In September 2021, the African Development Bank launched a new initiative on integrating natural capital into development finance in Africa. This will be an opportunity to take stock of this project and its first achievements. The issue will be discussed at the Annual Meetings of the African Development Bank Group, scheduled for May 22-26 in Sharm el-Sheikh, Egypt.
About 30% of all global mineral reserves are located in Africa, including 60% of cobalt reserves and 90% of platinum group metal reserves. The continent contributes substantially to the global annual production of six key minerals: 80% for platinum, 77% for cobalt, 51% for manganese, 46% for diamonds, 39% for chromium and 22% for gold. Furthermore, Africa has more than 60% of the world's undeveloped arable land and is home to 13% of the world's population, 60% of which are under 25 years old, making it the youngest population in the world. Around 75% of African countries have access to the sea, offering great opportunities in the blue economy, whose global potential, if managed sustainably, is estimated at around $1.5 trillion.

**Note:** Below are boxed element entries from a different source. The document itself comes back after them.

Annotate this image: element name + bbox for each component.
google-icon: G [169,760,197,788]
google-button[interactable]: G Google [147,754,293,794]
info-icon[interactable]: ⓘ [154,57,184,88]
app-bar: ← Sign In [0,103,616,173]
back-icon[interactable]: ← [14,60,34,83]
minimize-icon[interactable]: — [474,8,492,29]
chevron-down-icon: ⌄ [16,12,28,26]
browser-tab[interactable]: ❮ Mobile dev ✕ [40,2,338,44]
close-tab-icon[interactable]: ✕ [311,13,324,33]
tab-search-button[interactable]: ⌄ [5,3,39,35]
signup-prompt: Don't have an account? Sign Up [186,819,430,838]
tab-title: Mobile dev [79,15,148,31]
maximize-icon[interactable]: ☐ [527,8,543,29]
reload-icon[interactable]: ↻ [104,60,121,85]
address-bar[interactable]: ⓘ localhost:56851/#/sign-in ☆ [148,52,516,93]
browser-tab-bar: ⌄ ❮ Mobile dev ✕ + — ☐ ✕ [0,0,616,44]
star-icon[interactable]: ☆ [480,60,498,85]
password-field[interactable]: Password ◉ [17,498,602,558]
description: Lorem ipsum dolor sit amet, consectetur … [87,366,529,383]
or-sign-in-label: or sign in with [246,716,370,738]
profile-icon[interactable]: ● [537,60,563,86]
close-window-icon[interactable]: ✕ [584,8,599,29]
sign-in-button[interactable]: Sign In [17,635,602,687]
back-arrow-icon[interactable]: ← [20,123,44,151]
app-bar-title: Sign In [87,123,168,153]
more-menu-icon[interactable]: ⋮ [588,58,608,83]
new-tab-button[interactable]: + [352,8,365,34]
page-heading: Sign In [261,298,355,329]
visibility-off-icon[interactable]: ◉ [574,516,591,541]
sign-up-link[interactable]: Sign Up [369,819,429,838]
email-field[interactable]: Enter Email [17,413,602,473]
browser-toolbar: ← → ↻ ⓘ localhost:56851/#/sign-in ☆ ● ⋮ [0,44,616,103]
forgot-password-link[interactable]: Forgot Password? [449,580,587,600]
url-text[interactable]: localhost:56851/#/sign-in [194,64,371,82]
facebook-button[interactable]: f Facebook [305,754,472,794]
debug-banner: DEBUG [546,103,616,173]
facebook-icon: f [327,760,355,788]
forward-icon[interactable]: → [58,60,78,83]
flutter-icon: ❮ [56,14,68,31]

Some countries have taken advantage of this natural capital, such as Morocco, which has created vast fields of solar and wind energy production. In 2022, the British company Xlinks, specialized in renewable energies, has announced the construction of a 3,800 kilometer submarine cable that will allow the United Kingdom to benefit from this energy.
In Egypt, the Nile, in addition to the operation of the Suez Canal, is used in various ways. Also in Egypt, the Benban solar photovoltaic plant, commissioned in 2018, will contribute to increasing the share of renewable energy to 42% in 2035. The park alone reduces CO2 emissions by two million tons per year. At full capacity, the park will produce 3.8 terawatt hours of electricity per year, equivalent to 90% of the electricity produced by the Aswan High Dam.
Africa must be able to use all its comparative advantages to mobilize resources to finance its sustainable development ambitions. Official development assistance has stagnated considerably since 2010 and has even fallen to its lowest level, reaching $34 billion in 2022, according to estimates by the Organization for Economic Cooperation and Development (OECD). Access to international capital markets remains quite restrictive and very costly due to a high perception of risk on the part of investors.
But the continent does not lack options and could, together with the mobilization of the private sector, take advantage of its "enormous" natural capital potential. This potential ranges from freshwater bodies to vast forest resources, including mineral deposits. This is what the Annual Meetings of the African Development Bank Group aim to demonstrate.